Mutual loathing
Lloyd Evans On Raglan Road Old Red Lion White Boy Soho Dublin. Terrific to write about, terrible to experience. This was the verdict of Patrick Kavanagh, poet, alcoholic and failure, born in 1904 and now brought back to life in Russell Kennedy's enjoyable show at the Old Red Lion. Kavanagh's assessment of Dublin would be better applied to himself. He cuts a shambolic, repellent figure in his knackered spectacles, squelching shoes and moths' nest jumper, as he shuffles about the city's pubs cadging drinks, lusting after female students and cursing the reputations of greater talents than his own. A particular hatred was aimed at Brendan Behan who ardently requited Kavanagh's feelings. With the perspective of 50-odd years it's the similarities between the two writers that impress us more than the differences. Both were provincials, both were drunks, and both were second-rate. Deep down this was the fuel that drove their enmity, the knowledge that they could never reach the heights scaled by their world-admired predecessors, Wilde, Shaw, Yeats and Joyce. Unable to compete, they turned on each other.
Jimmy O'Rourke nicely catches the thuggish bravado of Behan, the house-decorator turned terrorist, who was sentenced to death in his absence for the attempted murder of a Special Branch officer. 'I wrote them a nice letter asking if the sentence could be carried out in my absence, too.' He derides Kavanagh as a 'bogman' and 'culchie' (bumpkin) and scorns him for knowing how to milk cows. 'The only decent thing you ever wrote was a cheque that didn't bounce.' Kavanagh couldn't match the wit of Behan's put-downs and he resorted to Biblical denunciation. 'The man is evil incarnate.' A more productive line of attack was to spread the rumour that Behan was posher than he claimed and hailed from classy south Dublin, not the rougher tenements of the north.
Nik Wood-Jones's doleful and rancorous Kavanagh is well judged, particularly in the mournful declining years when he spends his days lolling on park benches swigging from his hip flask, singing, 'When Irish eyes are bloodshot, 'tis like the watery moon.' And still he reviled Behan's long-departed shade.
Had those two been modern teenagers the backstabbing would have involved real knives. The subject of Tanika Gupta's play White Boy could hardly be more timely. We're in the schoolyard of a bog-standard comp where the average kid's bag contains a history book, a pouch of skunk, a knife and some sarnies. At first this feels like the world of Little Britain's Vicki Pollard and the 'am-I-bovvered?' character of Catherine Tate. That impression quickly dissolves, but the comparison is illuminating because one is instantly drawn to this play's atmosphere and to its bright, cynical teenagers who flit like sticklebacks in the shallow waters of the moment. By contrast, 'Am I bovvered?' seems a gross and reactionary caricature steeped in bewildered revulsion.
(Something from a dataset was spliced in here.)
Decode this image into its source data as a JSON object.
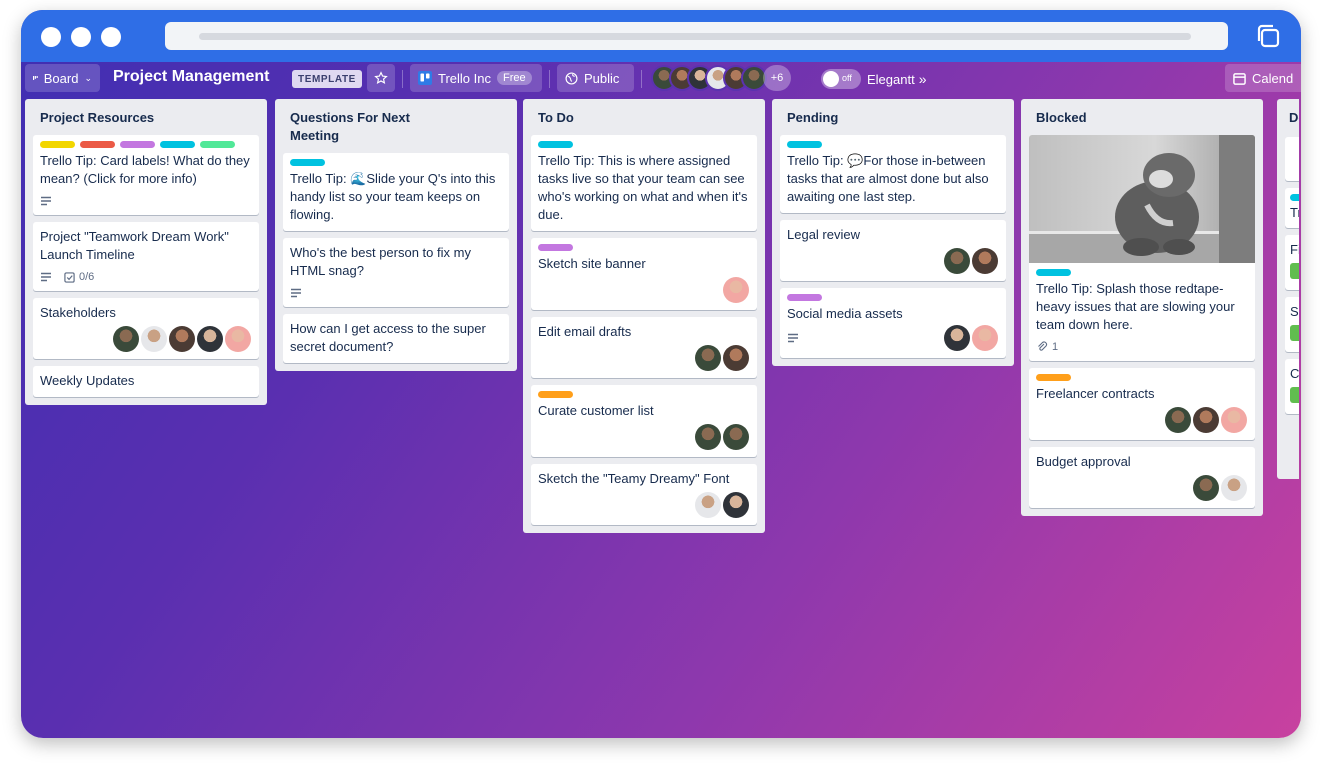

Nor is the dialect here nearly as clotted as one might have expected. There's no 'innif in it. Instead of chippy malevolence there's self-awareness and wit. 'Everyone's got a social worker,' says one kid; 'it's like having a personal trainer.' Racism is only faintly felt and never as a prissy wielding of grudges nor as that strange glorying in abjection which the grievance industry has spawned. The sheer breadth of racial variety confers a sort of uniformity: everyone belongs to a tribe that feels exiled. Even the native whites. The script precisely evokes the mood of kids in their 15th year, their fragile, boastful uncertainties and the abruptness and volatility of their love affairs.
The plot turns on the amorous interests of Zara, the schoolyard sexpot who is lusted after by every boy except the boy she lusts after. Victor is convinced that Ricky fancies her. He pesters Ricky to ask her out. Ricky declines so Victor asks her out on Ricky's behalf. Zara refuses, kisses Victor, and asks him out. This huge shift in their romantic aligments takes barely a minute. With Zara spoken for, the playground seethes with spurned testosterone. In the inevitable cataclysm, knives are drawn and wielded but the plot is so cunningly laid that the identities of both victim and perpetrator are entirely unforeseeable.
This is a wonderful, lucid small play — I wanted it longer — and it throws a welcome light on the murky world of tooled-up teens. The ensemble playing is exceptionally strong. Luke Norris's Ricky is an engagingly dippy lost soul and Daniel Ings gives a blistering portrait of teenage thuggery. Though the show closes early in September it seems destined for a longer life elsewhere.